Но неожиданно пробежал, перепугав вздрогнувшего Владислава, мальчишка с репейником в кучеряво-коричневых волосах и расстегнутым ранцем за бряцающей спиной, – его появление, конечно, отбросило тень на медлительность Владислава.
Изнуренный одышкой, топчущийся, потеющий, с отшелушивающейся кожей на лбу, на носу, странно скособоченный, мямлящий что-то в сгущающейся дымке умопомрачения, Владислав смутно запомнил свой подъем по этажам и не заслуживающую подробного описания возню с застрявшим в скважине ключом, которым он пытался отстоять свое право на отпирание двери.
А когда изнутри хлынул свет, Владислав Витальевич ощутил ворвавшийся в его ноздри гнусный дух отремонтированной квартиры: удушливо-тошнотворную вонь лакокрасочных материалов, моющего средства, а потом предобморочную боль…
Тьма, комната, тьма, комната, тьма. Когда темнота начала откатываться: то обнаружилась вытолкнутая из нее в сознание Владислава мебель, представленная в согласии с вполне пристойными законами оформления. Обрисовались изнасилованные стулья о четырех ножках, загнанный в угол стол, неумирающий натюрморт на нем, ваза, опоясанная орнаментальной белибердой.

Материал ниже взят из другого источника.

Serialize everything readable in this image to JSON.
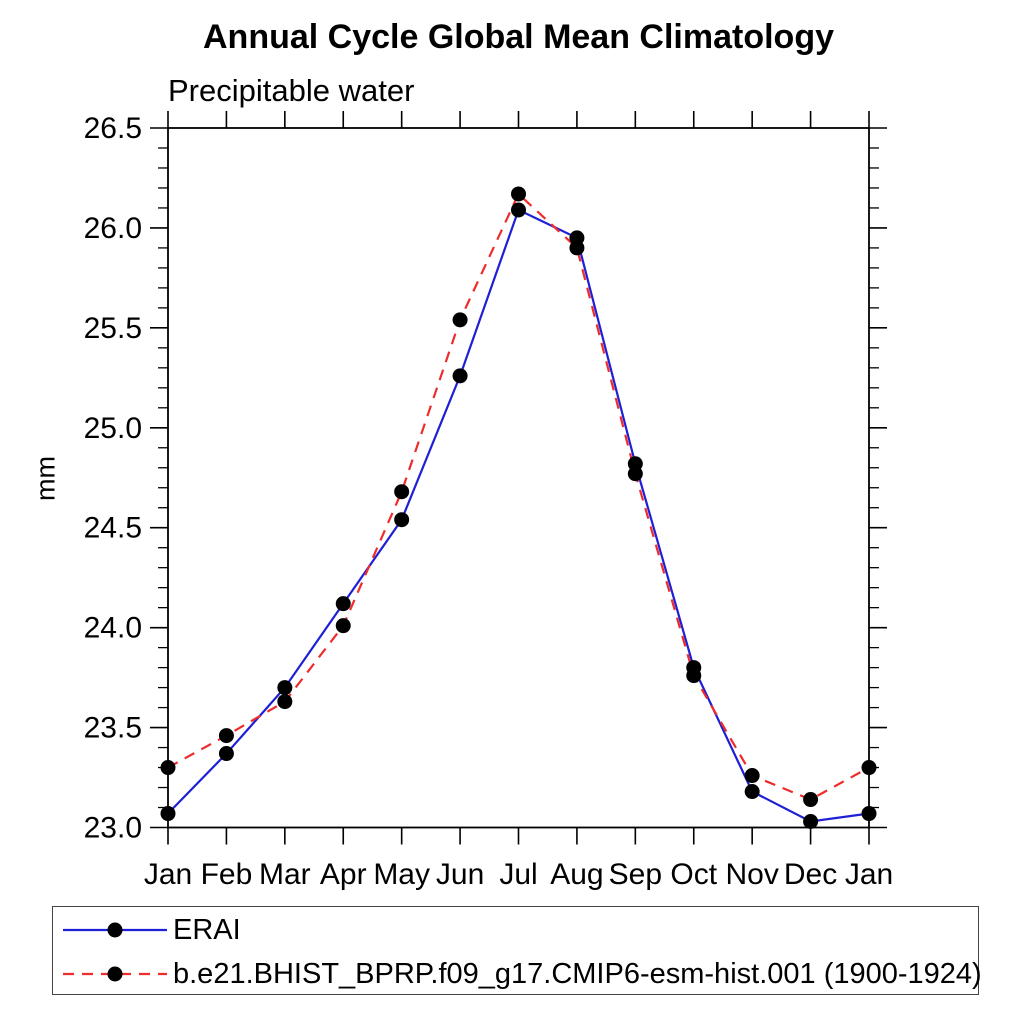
{
  "page": {
    "background_color": "#ffffff",
    "text_color": "#000000"
  },
  "chart_data": {
    "type": "line",
    "title": "Annual Cycle Global Mean Climatology",
    "subtitle": "Precipitable water",
    "ylabel": "mm",
    "xlabel": "",
    "x_labels": [
      "Jan",
      "Feb",
      "Mar",
      "Apr",
      "May",
      "Jun",
      "Jul",
      "Aug",
      "Sep",
      "Oct",
      "Nov",
      "Dec",
      "Jan"
    ],
    "ylim": [
      23.0,
      26.5
    ],
    "ytick_step": 0.5,
    "yminor_step": 0.1,
    "grid": false,
    "legend_position": "bottom",
    "axis_color": "#000000",
    "marker_color": "#000000",
    "series": [
      {
        "name": "ERAI",
        "color": "#1f1fd6",
        "style": "solid",
        "marker": "circle",
        "values": [
          23.07,
          23.37,
          23.7,
          24.12,
          24.54,
          25.26,
          26.09,
          25.95,
          24.82,
          23.8,
          23.18,
          23.03,
          23.07
        ]
      },
      {
        "name": "b.e21.BHIST_BPRP.f09_g17.CMIP6-esm-hist.001 (1900-1924)",
        "color": "#ee2c2c",
        "style": "dashed",
        "marker": "circle",
        "values": [
          23.3,
          23.46,
          23.63,
          24.01,
          24.68,
          25.54,
          26.17,
          25.9,
          24.77,
          23.76,
          23.26,
          23.14,
          23.3
        ]
      }
    ]
  }
}
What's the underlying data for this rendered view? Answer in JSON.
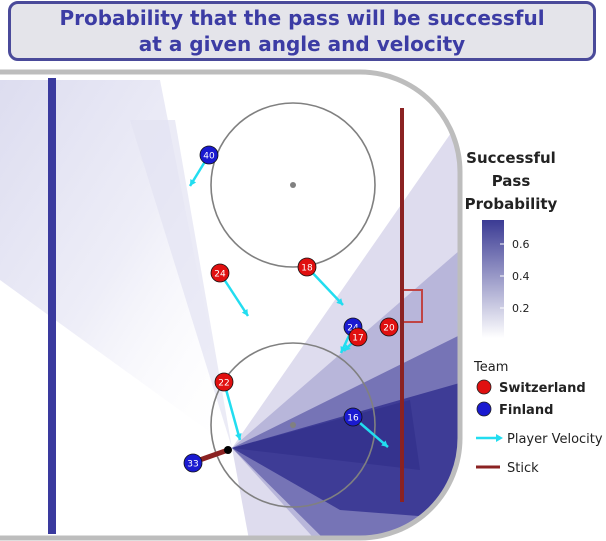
{
  "title": {
    "line1": "Probability that the pass will be successful",
    "line2": "at a given angle and velocity"
  },
  "colors": {
    "switzerland": "#e01010",
    "finland": "#1a1ad0",
    "velocity_arrow": "#22ddf0",
    "stick": "#8b2222",
    "prob_high": "#3b3b94",
    "blue_line": "#3a3a9e",
    "goal_line": "#8b2222"
  },
  "legend": {
    "prob_title": [
      "Successful",
      "Pass",
      "Probability"
    ],
    "prob_ticks": [
      "0.6",
      "0.4",
      "0.2"
    ],
    "team_title": "Team",
    "teams": [
      {
        "name": "Switzerland",
        "color": "#e01010"
      },
      {
        "name": "Finland",
        "color": "#1a1ad0"
      }
    ],
    "velocity_label": "Player Velocity",
    "stick_label": "Stick"
  },
  "chart_data": {
    "type": "scatter",
    "title": "Probability that the pass will be successful at a given angle and velocity",
    "colorbar": {
      "title": "Successful Pass Probability",
      "range": [
        0,
        0.7
      ],
      "ticks": [
        0.2,
        0.4,
        0.6
      ]
    },
    "players": [
      {
        "number": "40",
        "team": "Finland"
      },
      {
        "number": "24",
        "team": "Switzerland"
      },
      {
        "number": "18",
        "team": "Switzerland"
      },
      {
        "number": "24",
        "team": "Finland"
      },
      {
        "number": "17",
        "team": "Switzerland"
      },
      {
        "number": "20",
        "team": "Switzerland"
      },
      {
        "number": "22",
        "team": "Switzerland"
      },
      {
        "number": "16",
        "team": "Finland"
      },
      {
        "number": "33",
        "team": "Finland"
      }
    ],
    "passer": "33"
  }
}
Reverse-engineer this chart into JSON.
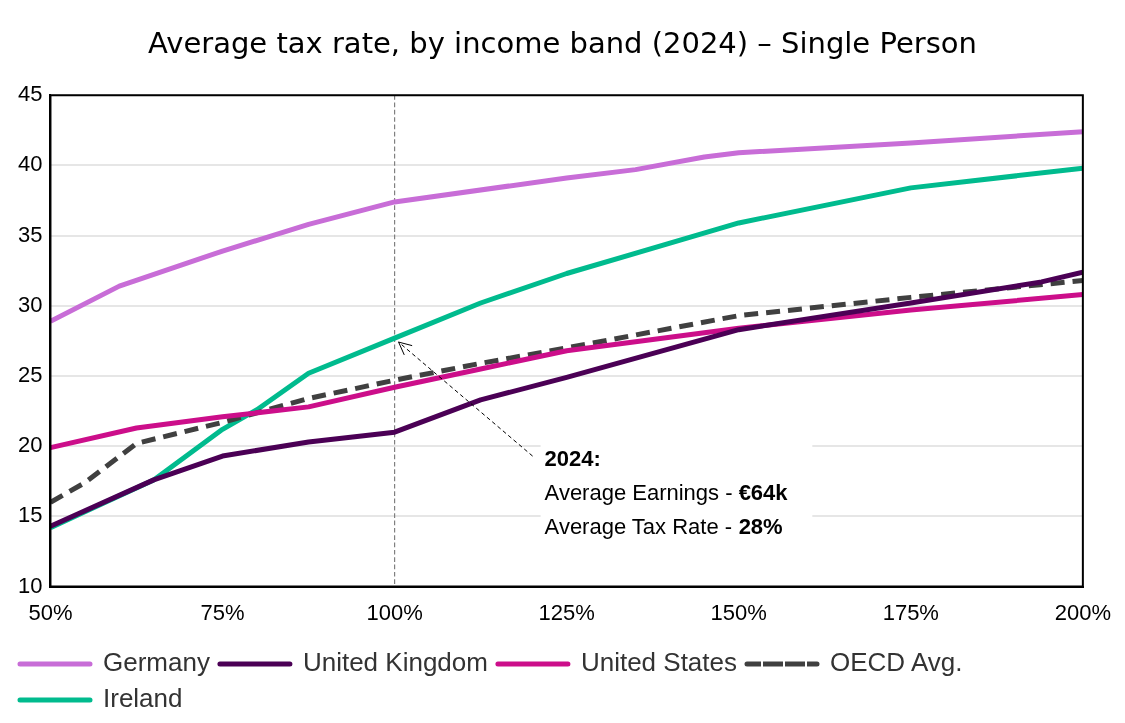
{
  "chart_data": {
    "type": "line",
    "title": "Average tax rate, by income band (2024) – Single Person",
    "xlim": [
      50,
      200
    ],
    "xticks": [
      {
        "value": 50,
        "label": "50%"
      },
      {
        "value": 75,
        "label": "75%"
      },
      {
        "value": 100,
        "label": "100%"
      },
      {
        "value": 125,
        "label": "125%"
      },
      {
        "value": 150,
        "label": "150%"
      },
      {
        "value": 175,
        "label": "175%"
      },
      {
        "value": 200,
        "label": "200%"
      }
    ],
    "ylim": [
      10,
      45
    ],
    "yticks": [
      10,
      15,
      20,
      25,
      30,
      35,
      40,
      45
    ],
    "grid": "y",
    "legend": "bottom",
    "marker": "none",
    "series": [
      {
        "name": "Germany",
        "color": "#c86dd7",
        "x": [
          50,
          60,
          75,
          87.5,
          100,
          125,
          135,
          145,
          150,
          175,
          200
        ],
        "values": [
          28.9,
          31.4,
          33.9,
          35.8,
          37.4,
          39.1,
          39.7,
          40.6,
          40.9,
          41.6,
          42.4
        ]
      },
      {
        "name": "United Kingdom",
        "color": "#4b0055",
        "x": [
          50,
          65,
          75,
          87.5,
          100,
          112.5,
          125,
          150,
          175,
          194,
          200
        ],
        "values": [
          14.3,
          17.6,
          19.3,
          20.3,
          21.0,
          23.3,
          24.9,
          28.3,
          30.2,
          31.7,
          32.4
        ]
      },
      {
        "name": "United States",
        "color": "#cc0e8a",
        "x": [
          50,
          62.5,
          75,
          87.5,
          100,
          112.5,
          125,
          150,
          175,
          200
        ],
        "values": [
          19.9,
          21.3,
          22.1,
          22.8,
          24.2,
          25.5,
          26.8,
          28.4,
          29.7,
          30.8
        ]
      },
      {
        "name": "OECD Avg.",
        "color": "#404040",
        "line_style": "dashed",
        "x": [
          50,
          55,
          62.5,
          75,
          87.5,
          100,
          112.5,
          125,
          150,
          175,
          200
        ],
        "values": [
          16.0,
          17.4,
          20.2,
          21.7,
          23.4,
          24.7,
          25.9,
          27.0,
          29.3,
          30.6,
          31.8
        ]
      },
      {
        "name": "Ireland",
        "color": "#00bb8e",
        "x": [
          50,
          65,
          75,
          80,
          87.5,
          100,
          112.5,
          125,
          150,
          175,
          200
        ],
        "values": [
          14.2,
          17.6,
          21.2,
          22.6,
          25.2,
          27.7,
          30.2,
          32.3,
          35.9,
          38.4,
          39.8
        ]
      }
    ],
    "ref_lines": [
      {
        "axis": "x",
        "value": 100,
        "color": "#808080",
        "line_style": "dashed"
      }
    ],
    "annotations": [
      {
        "text": "2024:\nAverage Earnings - €64k\nAverage Tax Rate - 28%",
        "x": 100,
        "y": 27.7
      }
    ]
  }
}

Великолепный торшер со сквозистым буржуа-абажуром швырял о стены горох. Сбоку проветренного помещения было пришпилено окно.
Оно во внутреннем объеме комнаты растасовывалось, распадалось на колоду, как гармошка карт, – так что помещение нафаршировано ложными отблесками и приумножено сиянием благодаря прозрачно-тенистому серванту и отсвечивающему сервизу в нем.
Вокруг сидящего в центре, но не ощущающего себя Владислава Витальевича возвышались, подобно вулканическим водопадам, оклеенные обоями стены, составлявшие неоконченный квадрат.